Last year, however, according to a Bloomberg report, honeybee numbers in the United States rose, and deaths declined.

Britain’s butterflies may not be so lucky. A 2015 report noted “evidence of the serious, long-term and ongoing decline of U.K. butterflies,” with 70 percent of species declining in occurrence and 57 percent declining in abundance since 1976, Butterfly Conservation says.

Four butterflies have become extinct in the past 150 years, scientists say, and three-quarters of the 56 species of butterflies in Britain and Ireland are in decline, according to the charity, which says they have been under siege from “unprecedented environmental change.”
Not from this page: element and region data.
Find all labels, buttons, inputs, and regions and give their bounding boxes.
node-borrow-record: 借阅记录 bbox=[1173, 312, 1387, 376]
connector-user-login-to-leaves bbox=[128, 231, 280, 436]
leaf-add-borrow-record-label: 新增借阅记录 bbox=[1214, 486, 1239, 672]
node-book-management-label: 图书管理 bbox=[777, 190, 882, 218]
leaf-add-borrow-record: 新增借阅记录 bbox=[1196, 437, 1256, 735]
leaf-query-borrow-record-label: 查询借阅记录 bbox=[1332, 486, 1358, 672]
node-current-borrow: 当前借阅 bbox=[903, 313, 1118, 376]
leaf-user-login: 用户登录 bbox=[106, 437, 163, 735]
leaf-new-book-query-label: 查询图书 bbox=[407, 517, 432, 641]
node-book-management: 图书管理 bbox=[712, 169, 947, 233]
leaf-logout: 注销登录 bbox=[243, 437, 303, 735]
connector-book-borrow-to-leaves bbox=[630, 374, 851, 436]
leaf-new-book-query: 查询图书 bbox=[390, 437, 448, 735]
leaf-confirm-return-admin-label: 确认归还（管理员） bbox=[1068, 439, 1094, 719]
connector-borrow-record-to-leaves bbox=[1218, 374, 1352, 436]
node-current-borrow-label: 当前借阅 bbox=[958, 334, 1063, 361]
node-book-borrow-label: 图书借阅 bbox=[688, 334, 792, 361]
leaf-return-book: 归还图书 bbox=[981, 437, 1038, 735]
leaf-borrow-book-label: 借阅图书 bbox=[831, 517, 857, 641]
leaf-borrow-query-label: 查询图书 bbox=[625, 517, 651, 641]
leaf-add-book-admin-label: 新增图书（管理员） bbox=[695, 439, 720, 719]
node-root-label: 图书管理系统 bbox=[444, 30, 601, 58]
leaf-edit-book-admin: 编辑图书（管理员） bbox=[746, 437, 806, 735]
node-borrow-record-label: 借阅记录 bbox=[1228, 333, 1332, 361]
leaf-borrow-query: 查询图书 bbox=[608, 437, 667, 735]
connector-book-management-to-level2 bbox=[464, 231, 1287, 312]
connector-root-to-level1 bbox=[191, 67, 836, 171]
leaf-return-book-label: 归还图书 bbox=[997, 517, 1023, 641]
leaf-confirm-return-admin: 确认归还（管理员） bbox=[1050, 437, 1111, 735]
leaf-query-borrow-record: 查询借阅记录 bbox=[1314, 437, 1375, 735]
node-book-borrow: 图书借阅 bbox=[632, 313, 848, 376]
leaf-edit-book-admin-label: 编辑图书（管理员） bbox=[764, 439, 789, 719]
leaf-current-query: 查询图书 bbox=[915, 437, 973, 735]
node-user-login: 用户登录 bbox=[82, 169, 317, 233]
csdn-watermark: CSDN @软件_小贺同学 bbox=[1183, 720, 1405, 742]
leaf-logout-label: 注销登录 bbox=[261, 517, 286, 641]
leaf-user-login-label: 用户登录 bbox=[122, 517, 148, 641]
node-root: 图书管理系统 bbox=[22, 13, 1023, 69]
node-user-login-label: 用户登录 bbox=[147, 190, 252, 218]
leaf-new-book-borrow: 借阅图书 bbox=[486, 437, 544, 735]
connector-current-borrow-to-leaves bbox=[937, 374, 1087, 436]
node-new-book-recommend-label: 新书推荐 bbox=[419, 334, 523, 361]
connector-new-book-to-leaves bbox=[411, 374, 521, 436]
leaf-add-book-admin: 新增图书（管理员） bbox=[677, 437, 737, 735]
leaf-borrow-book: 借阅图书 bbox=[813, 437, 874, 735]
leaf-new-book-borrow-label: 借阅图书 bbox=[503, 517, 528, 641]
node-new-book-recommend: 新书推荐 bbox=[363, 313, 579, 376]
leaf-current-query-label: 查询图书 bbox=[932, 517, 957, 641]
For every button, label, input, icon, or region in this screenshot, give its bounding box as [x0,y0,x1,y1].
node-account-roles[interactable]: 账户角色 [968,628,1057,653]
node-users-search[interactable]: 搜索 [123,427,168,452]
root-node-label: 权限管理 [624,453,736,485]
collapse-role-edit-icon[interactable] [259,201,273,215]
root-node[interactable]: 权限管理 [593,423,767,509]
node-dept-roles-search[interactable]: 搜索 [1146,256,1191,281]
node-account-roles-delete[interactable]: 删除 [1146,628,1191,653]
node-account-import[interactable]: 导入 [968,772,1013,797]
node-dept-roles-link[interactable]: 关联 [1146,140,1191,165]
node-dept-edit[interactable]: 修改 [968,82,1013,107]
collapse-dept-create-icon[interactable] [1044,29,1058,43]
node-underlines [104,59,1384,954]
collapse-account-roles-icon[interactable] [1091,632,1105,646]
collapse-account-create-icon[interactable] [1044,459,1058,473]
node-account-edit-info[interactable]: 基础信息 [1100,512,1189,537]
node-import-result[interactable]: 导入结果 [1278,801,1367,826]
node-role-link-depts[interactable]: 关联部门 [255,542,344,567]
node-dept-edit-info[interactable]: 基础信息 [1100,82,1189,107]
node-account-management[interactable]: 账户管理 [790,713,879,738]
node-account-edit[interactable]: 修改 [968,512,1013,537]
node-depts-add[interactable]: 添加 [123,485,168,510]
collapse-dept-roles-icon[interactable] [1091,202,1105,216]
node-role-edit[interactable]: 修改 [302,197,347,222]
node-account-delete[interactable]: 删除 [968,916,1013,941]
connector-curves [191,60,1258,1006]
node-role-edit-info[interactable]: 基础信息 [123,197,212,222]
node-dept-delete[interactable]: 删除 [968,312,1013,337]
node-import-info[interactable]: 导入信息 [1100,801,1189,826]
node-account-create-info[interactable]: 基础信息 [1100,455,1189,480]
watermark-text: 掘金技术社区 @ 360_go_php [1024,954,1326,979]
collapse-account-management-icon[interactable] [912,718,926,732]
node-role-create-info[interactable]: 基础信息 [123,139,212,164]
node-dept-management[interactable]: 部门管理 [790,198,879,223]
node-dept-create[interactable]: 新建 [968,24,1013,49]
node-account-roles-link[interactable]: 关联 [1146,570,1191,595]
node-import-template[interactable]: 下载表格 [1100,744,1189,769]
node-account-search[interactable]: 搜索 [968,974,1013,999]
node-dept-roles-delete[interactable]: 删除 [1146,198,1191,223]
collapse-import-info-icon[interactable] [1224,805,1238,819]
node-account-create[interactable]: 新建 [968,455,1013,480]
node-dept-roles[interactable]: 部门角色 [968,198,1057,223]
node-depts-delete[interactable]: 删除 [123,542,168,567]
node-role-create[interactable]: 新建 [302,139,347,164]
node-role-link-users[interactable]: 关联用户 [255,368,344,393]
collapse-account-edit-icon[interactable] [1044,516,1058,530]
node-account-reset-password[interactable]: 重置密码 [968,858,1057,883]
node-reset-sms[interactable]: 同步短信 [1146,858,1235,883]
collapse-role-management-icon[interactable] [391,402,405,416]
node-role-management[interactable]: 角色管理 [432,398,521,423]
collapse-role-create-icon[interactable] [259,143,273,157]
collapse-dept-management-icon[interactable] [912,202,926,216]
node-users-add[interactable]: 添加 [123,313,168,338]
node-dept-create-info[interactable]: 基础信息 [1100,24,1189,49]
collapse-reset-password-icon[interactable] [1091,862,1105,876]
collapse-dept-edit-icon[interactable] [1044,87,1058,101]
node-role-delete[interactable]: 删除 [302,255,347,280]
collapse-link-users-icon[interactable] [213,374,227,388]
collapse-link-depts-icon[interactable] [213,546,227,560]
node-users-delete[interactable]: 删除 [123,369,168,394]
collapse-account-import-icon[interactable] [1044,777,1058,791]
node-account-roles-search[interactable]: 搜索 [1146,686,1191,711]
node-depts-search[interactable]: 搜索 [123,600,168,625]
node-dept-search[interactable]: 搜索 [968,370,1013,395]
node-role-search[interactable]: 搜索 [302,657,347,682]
“Habitats have been destroyed on a massive scale, and now patterns of climate and weather are shifting unpredictably in response to pollution of the atmosphere, but the disappearance of these beautiful creatures is more serious than just a loss of color in the countryside,” the charity’s website says.

Apart from the insects’ intrinsic and economic value, the British government see butterflies and moths as important “indicators of biodiversity,” the organization says, adding, “Their fragility makes them quick to react to change so their struggle to survive is a serious warning about our environment.”

In 2017, the gatekeeper butterfly was the most commonly counted. The species expected to do well in this year’s survey include the holly blue, common white, common blue and red admirals.